In order to constitute a body corporate within this act, there must be two overseers and a churchwarden or churchwardens; and parish property does not become vested under it, in either class singly. Thus where two persons were appointed overseers of the poor of a parish on the 5th April, 1823, and on the 22nd of the same month one of the same persons was appointed sole churchwarden, the custom of the parish being to have only one, as it did not appear that at the time of the appointment of the overseers there was a churchwarden; it was held, that the property did not vest in those two persons, as they alone did not constitute a corporation of churchwardens and overseers (j). Where parishioners were in possession of land in the parish, upon which houses were built, the rent of which was applied in aid of the poor rates, and there were no documents to show how they became possessed, a lease granted by the churchwardens alone, was held bad; the case not coming within the statute 59 Geo. III. c. 12, s. 17; because the demise was by the churchwardens without the overseers (k).
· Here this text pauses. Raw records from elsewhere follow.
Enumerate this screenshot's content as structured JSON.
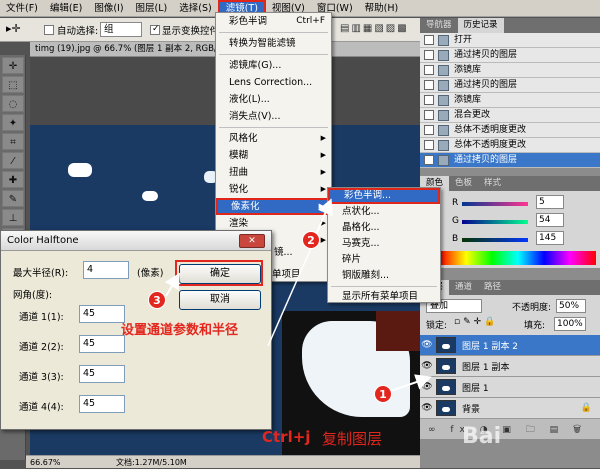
{
  "menubar": {
    "items": [
      "文件(F)",
      "编辑(E)",
      "图像(I)",
      "图层(L)",
      "选择(S)",
      "滤镜(T)",
      "视图(V)",
      "窗口(W)",
      "帮助(H)"
    ],
    "active_index": 5
  },
  "options_bar": {
    "auto_select_label": "自动选择:",
    "auto_select_value": "组",
    "show_transform_label": "显示变换控件"
  },
  "document": {
    "tab_title": "timg (19).jpg @ 66.7% (图层 1 副本 2, RGB/8",
    "zoom": "66.67%",
    "doc_info": "文档:1.27M/5.10M"
  },
  "filter_menu": {
    "items": [
      {
        "label": "彩色半调",
        "shortcut": "Ctrl+F"
      },
      {
        "sep": true
      },
      {
        "label": "转换为智能滤镜"
      },
      {
        "sep": true
      },
      {
        "label": "滤镜库(G)..."
      },
      {
        "label": "Lens Correction..."
      },
      {
        "label": "液化(L)..."
      },
      {
        "label": "消失点(V)..."
      },
      {
        "sep": true
      },
      {
        "label": "风格化",
        "arrow": true
      },
      {
        "label": "模糊",
        "arrow": true
      },
      {
        "label": "扭曲",
        "arrow": true
      },
      {
        "label": "锐化",
        "arrow": true
      },
      {
        "label": "像素化",
        "arrow": true,
        "highlight": true
      },
      {
        "label": "渲染",
        "arrow": true
      },
      {
        "label": "杂色",
        "arrow": true
      }
    ]
  },
  "pixelate_submenu": {
    "items": [
      {
        "label": "彩色半调...",
        "highlight": true
      },
      {
        "label": "点状化..."
      },
      {
        "label": "晶格化..."
      },
      {
        "label": "马赛克..."
      },
      {
        "label": "碎片"
      },
      {
        "label": "铜版雕刻..."
      },
      {
        "sep": true
      },
      {
        "label": "显示所有菜单项目"
      }
    ]
  },
  "hidden_menu_fragments": {
    "a": "镜...",
    "b": "单项目"
  },
  "dialog": {
    "title": "Color Halftone",
    "max_radius_label": "最大半径(R):",
    "max_radius_value": "4",
    "max_radius_unit": "(像素)",
    "angle_group_label": "网角(度):",
    "channels": [
      {
        "label": "通道 1(1):",
        "value": "45"
      },
      {
        "label": "通道 2(2):",
        "value": "45"
      },
      {
        "label": "通道 3(3):",
        "value": "45"
      },
      {
        "label": "通道 4(4):",
        "value": "45"
      }
    ],
    "ok_label": "确定",
    "cancel_label": "取消"
  },
  "history_panel": {
    "tabs": [
      "导航器",
      "历史记录"
    ],
    "active_tab": 1,
    "rows": [
      "打开",
      "通过拷贝的图层",
      "添镜库",
      "通过拷贝的图层",
      "添镜库",
      "混合更改",
      "总体不透明度更改",
      "总体不透明度更改",
      "通过拷贝的图层"
    ],
    "selected_index": 8
  },
  "color_panel": {
    "tabs": [
      "颜色",
      "色板",
      "样式"
    ],
    "active_tab": 0,
    "channels": [
      {
        "label": "R",
        "value": "5"
      },
      {
        "label": "G",
        "value": "54"
      },
      {
        "label": "B",
        "value": "145"
      }
    ]
  },
  "layers_panel": {
    "tabs": [
      "图层",
      "通道",
      "路径"
    ],
    "active_tab": 0,
    "blend_mode": "叠加",
    "opacity_label": "不透明度:",
    "opacity_value": "50%",
    "lock_label": "锁定:",
    "fill_label": "填充:",
    "fill_value": "100%",
    "layers": [
      {
        "name": "图层 1 副本 2",
        "selected": true
      },
      {
        "name": "图层 1 副本",
        "selected": false
      },
      {
        "name": "图层 1",
        "selected": false
      },
      {
        "name": "背景",
        "selected": false
      }
    ]
  },
  "annotations": {
    "badge_1": "1",
    "badge_2": "2",
    "badge_3": "3",
    "step_params": "设置通道参数和半径",
    "step_copy_hotkey": "Ctrl+j",
    "step_copy_text": "复制图层",
    "accent_color": "#e3261e",
    "watermark": "Bai"
  },
  "colors": {
    "selection_blue": "#3a77c8",
    "menu_blue": "#316ac5",
    "canvas_blue": "#1a3a63"
  }
}
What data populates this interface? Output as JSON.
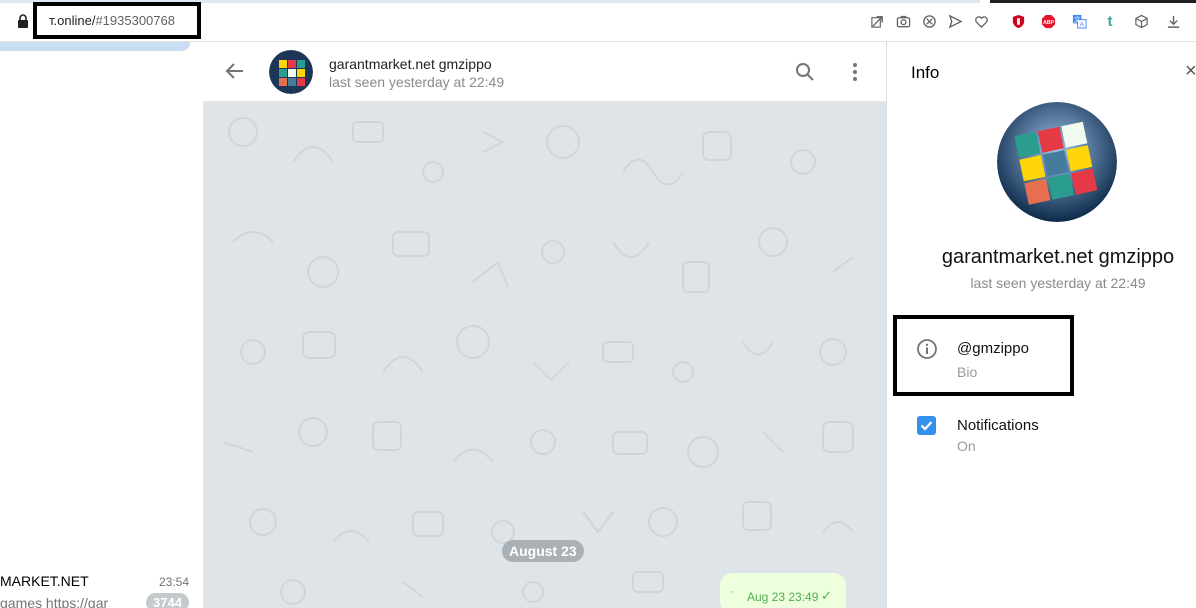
{
  "browser": {
    "url_host": "т.online/",
    "url_hash": "#1935300768"
  },
  "extensions": [
    "share-icon",
    "camera-icon",
    "block-icon",
    "send-icon",
    "heart-icon",
    "ublock-icon",
    "adblock-plus-icon",
    "translate-icon",
    "tumblr-icon",
    "cube-icon",
    "download-icon"
  ],
  "chat_list": {
    "visible_chat": {
      "name": "MARKET.NET",
      "time": "23:54",
      "preview": "games https://gar",
      "unread_count": "3744"
    }
  },
  "chat_header": {
    "name": "garantmarket.net gmzippo",
    "status": "last seen yesterday at 22:49"
  },
  "chat": {
    "date_label": "August 23",
    "message": {
      "text": "·",
      "time": "Aug 23 23:49",
      "status_mark": "✓"
    }
  },
  "info_panel": {
    "title": "Info",
    "close_glyph": "×",
    "name": "garantmarket.net gmzippo",
    "status": "last seen yesterday at 22:49",
    "username": "@gmzippo",
    "username_caption": "Bio",
    "notifications_label": "Notifications",
    "notifications_state": "On"
  },
  "colors": {
    "accent": "#3390ec",
    "chat_background": "#dfe4e8",
    "outgoing_bubble": "#eeffde",
    "read_check": "#4fae4e"
  }
}
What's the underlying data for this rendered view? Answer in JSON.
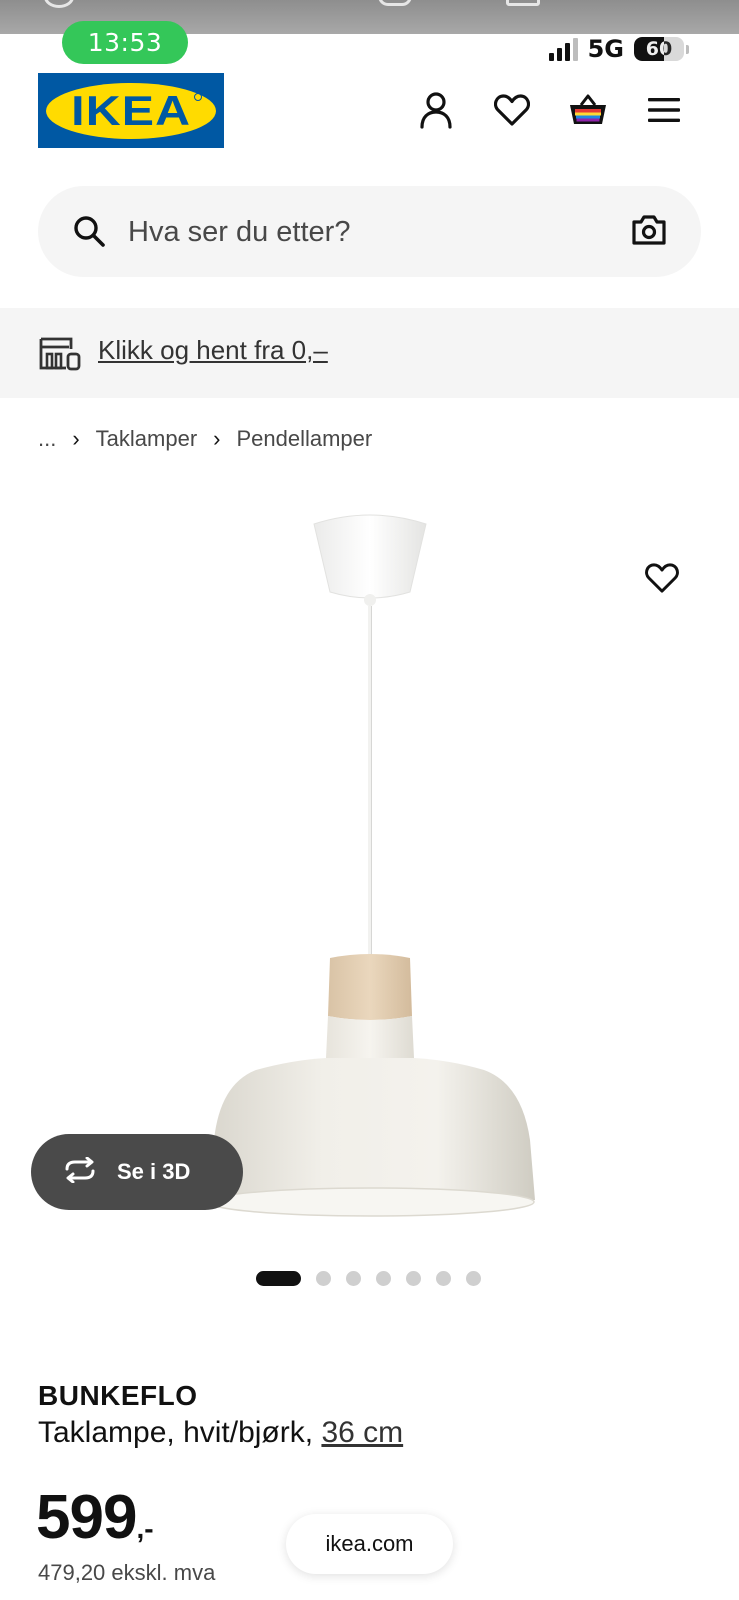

It seems, that in an ejectment for parish lands, it would be sufficient to lay a demise by the corporate name of churchwardens and overseers of the parish, naming the parish, without describing them by their names (1).

In early times, landed property was capable of being transmitted to bodies of individuals in succession, which

(i) Doe d. Jackson and others v. Hiley, 10 Barn. & Cr. 885—894.

() Woodcock v. Gibson, 4 Barn. & Cr. 462; S. C. 6 Dowl. & Ryl. 524; See Doe d. Grundy v. Clarke, 14 East, 488; 3 T. R. 594.

(k) Phillips v. Pearce, 5 Barn. & Cr. 433; S. C. 8 Dowl. & Ryl. 43.

(1) Doe d. Churchwardens and Overseers of Orleton v. Harpur, 2 Dowl. & Ryl. 708; See 59 Geo. III. c. 12, s. 17.